On Thu, Jan 6, 2011 at 11:01 AM, Jay Ashworth jra@baylink.com wrote:
----- Original Message -----
From: "George Herbert" george.herbert@gmail.com
A text-based diff of XML sucks, but how about a DOM based (structural) diff?
Sure, but how much more processor horsepower is that going to take.
Scale is a driver in Mediawiki, for obvious reasons.
I suspect that diffs are relatively rare events in the day to day WMF processing, though non-trivial.
Every single time you make an edit, unless I badly misunderstand the current architecture; that's how it's possible for multiple people editing the same article not to collide unless their edits actually collide at the paragraph level.
Not to mention pulling old versions.
Can someone who knows the current code better than me confirm or deny?

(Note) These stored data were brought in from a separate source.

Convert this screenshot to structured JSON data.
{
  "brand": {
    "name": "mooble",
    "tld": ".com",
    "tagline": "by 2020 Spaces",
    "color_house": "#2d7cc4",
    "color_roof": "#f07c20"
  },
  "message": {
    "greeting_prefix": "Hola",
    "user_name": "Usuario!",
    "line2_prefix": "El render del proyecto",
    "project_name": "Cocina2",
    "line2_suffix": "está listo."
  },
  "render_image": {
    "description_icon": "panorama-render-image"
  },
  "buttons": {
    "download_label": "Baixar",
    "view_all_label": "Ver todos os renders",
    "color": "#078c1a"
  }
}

There's a few separate issues mixed up here, I think.
First: diffs for viewing and the external diff3 merging for resolving edit conflicts are actually unrelated code paths and use separate diff engines. (Nor does diff3 get used at all unless there actually is a conflict to resolve -- if nobody else edited since your change, it's not called.)
Second: the notion that diffing a structured document must inherently be very slow is, I think, not right.
A well-structured document should be pretty diff-friendly actually; our diffs are already working on two separate levels (paragraphs as a whole, then words within matched paragraphs). In the most common cases, the diffing might actually work pretty much the same -- look for nodes that match, then move on to nodes that don't; within changed nodes, look for sub-nodes that can be highlighted. Comparisons between nodes may be slower than straight strings, but the basic algorithms don't need to be hugely different, and the implementation can be in heavily-optimized C++ just like our text diffs are today.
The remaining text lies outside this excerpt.